La querela, innanzitutto, deve essere presentata esclusivamente quando la persona ha subito un reato non procedibile d'ufficio, per l'appunto un reato per la procedibilità del quale è richiesta la presentazione di una querela.

L'apertura di un procedimento penale, e l'inizio delle relative indagini, dunque, avvengono anche senza la presentazione di una querela per tutti i reati procedibili d'ufficio; per questi ultimi, infatti, è sufficiente una denuncia, un esposto o qualsiasi altro modo in cui la notizia crimins giunga all'Autorità giudiziaria (cfr. differenza tra querela e denuncia).
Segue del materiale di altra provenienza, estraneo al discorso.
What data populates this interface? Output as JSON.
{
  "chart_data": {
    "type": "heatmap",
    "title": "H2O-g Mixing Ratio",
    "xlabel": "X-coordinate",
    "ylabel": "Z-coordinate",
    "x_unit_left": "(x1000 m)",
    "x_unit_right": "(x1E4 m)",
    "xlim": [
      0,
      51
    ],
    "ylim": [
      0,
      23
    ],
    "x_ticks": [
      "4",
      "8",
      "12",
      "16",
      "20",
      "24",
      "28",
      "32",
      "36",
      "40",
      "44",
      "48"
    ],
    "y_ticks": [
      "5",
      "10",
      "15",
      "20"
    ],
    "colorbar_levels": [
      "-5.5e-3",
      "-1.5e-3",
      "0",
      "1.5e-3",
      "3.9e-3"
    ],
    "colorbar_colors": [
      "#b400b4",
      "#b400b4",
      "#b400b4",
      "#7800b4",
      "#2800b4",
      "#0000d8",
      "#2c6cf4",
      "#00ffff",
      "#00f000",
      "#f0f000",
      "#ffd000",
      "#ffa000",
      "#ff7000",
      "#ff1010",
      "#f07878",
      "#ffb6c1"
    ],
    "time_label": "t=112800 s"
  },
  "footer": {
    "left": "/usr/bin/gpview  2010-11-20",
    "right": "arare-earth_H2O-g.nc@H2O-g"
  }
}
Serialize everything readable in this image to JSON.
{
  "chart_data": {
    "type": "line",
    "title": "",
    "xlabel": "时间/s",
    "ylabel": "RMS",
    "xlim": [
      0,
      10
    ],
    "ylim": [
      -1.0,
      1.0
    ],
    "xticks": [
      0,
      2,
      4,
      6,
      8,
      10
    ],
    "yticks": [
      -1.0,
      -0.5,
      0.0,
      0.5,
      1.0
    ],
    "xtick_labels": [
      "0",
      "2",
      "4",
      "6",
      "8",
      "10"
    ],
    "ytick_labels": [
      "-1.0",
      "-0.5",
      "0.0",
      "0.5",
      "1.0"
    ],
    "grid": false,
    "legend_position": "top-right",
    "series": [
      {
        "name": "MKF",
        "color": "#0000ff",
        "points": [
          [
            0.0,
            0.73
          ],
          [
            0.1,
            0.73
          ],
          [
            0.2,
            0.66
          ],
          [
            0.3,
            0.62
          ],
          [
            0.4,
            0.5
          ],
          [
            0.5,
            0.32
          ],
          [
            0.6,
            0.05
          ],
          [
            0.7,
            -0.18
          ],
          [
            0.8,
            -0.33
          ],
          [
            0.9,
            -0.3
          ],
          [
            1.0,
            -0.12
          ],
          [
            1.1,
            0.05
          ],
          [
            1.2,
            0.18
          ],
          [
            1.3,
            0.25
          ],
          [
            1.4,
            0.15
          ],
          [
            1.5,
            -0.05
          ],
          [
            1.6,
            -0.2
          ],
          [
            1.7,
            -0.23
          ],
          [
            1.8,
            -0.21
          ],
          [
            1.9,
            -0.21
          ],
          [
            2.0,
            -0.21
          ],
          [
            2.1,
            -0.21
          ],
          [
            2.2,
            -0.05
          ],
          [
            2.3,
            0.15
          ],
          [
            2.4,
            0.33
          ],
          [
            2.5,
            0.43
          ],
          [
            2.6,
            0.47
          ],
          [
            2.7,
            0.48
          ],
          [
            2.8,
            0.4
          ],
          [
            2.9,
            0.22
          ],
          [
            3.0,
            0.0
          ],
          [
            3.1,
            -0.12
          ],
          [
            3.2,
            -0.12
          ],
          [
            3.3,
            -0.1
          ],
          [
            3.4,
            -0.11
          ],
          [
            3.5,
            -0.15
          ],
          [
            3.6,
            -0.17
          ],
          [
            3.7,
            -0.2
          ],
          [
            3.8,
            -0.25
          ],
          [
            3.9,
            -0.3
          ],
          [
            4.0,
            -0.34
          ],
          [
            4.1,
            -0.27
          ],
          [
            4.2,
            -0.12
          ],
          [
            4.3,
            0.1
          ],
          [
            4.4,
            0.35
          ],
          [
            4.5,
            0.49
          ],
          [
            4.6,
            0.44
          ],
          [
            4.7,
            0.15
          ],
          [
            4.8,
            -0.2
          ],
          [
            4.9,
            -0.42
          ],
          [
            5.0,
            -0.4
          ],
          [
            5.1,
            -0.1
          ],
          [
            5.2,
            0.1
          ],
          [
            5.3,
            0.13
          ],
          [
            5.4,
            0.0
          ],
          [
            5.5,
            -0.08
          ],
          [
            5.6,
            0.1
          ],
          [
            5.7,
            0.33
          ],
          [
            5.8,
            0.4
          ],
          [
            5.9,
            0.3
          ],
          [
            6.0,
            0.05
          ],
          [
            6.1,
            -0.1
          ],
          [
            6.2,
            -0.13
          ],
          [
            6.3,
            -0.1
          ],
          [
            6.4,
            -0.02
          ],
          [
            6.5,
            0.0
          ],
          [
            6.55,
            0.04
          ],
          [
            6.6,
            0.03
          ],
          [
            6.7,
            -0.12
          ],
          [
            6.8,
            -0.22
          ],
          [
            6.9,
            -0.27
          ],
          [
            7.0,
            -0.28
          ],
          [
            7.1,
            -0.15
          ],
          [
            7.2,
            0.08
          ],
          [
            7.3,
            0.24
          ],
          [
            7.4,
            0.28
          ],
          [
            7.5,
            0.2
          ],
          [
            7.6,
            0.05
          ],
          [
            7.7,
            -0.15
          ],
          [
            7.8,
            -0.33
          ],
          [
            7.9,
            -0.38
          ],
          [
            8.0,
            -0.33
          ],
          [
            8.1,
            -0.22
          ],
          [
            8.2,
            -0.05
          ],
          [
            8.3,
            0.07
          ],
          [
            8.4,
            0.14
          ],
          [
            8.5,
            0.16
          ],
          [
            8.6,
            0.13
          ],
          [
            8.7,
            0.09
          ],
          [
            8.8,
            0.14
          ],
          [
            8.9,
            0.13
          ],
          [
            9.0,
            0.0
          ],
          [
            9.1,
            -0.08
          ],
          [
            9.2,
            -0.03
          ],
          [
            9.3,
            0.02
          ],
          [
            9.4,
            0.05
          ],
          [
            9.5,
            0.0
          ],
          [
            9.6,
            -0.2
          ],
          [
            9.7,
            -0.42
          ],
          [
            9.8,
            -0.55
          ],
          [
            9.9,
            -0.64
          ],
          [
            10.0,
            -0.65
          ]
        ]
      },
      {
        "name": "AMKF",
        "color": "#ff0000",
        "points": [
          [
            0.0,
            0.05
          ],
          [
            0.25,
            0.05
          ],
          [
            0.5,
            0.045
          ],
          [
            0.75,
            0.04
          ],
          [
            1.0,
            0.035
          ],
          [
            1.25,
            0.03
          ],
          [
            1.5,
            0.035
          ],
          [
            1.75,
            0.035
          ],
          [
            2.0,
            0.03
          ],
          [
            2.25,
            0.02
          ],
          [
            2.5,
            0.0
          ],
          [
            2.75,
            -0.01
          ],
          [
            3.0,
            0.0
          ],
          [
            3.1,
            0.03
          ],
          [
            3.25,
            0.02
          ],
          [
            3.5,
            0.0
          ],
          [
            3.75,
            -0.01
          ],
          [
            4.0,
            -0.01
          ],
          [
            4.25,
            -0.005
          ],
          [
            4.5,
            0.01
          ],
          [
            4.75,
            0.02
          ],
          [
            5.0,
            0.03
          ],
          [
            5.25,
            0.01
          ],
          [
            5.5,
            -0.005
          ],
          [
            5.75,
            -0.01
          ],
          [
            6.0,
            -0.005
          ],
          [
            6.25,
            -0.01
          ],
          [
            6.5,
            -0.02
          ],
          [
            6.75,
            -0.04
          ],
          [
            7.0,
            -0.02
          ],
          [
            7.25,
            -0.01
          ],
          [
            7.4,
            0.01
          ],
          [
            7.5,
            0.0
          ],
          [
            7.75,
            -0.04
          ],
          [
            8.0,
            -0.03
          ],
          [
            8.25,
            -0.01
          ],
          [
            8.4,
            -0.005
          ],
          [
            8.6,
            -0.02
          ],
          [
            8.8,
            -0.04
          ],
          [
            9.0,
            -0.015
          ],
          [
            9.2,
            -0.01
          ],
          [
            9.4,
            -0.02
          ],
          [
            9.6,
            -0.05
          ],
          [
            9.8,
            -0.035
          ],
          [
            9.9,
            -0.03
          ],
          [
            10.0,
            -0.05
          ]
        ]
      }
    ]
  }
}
L'Art. 124 c.p. statuisce che, salvo che la legge non disponga altrimenti, il diritto di querela non può essere esercitato decorsi tre mesi dal giorno della notizia del fatto che costituisce il reato.

Dunque, il termine e di tre mesi (non 90 giorni), ed il giorno da cui cominciano a decorrere (cosiddetto dies a quo) non è quello in cui si è consumato il reato, nè quello in cui è stata posta in essere la condotta, bensì il giorno in cui la persona offesa ne ha avuto notizia (es. nel furto il termine di tre mesi comincia dal momento in cui la persona offesa ha notizia dello stesso, non da quello eventualmente precedente in cui il furto viene commesso).

 

 

Per la precisione, "il termine per la presentazione della querela inizia a decorrere dal momento in cui la persona offesa abbia avuto la piena cognizione di tutti gli elementi di natura oggettiva e soggettiva che consentono la valutazione sulla consumazione del reato" (cfr. Cass. pen., sez. IV, 3 aprile 2008, n. 13938).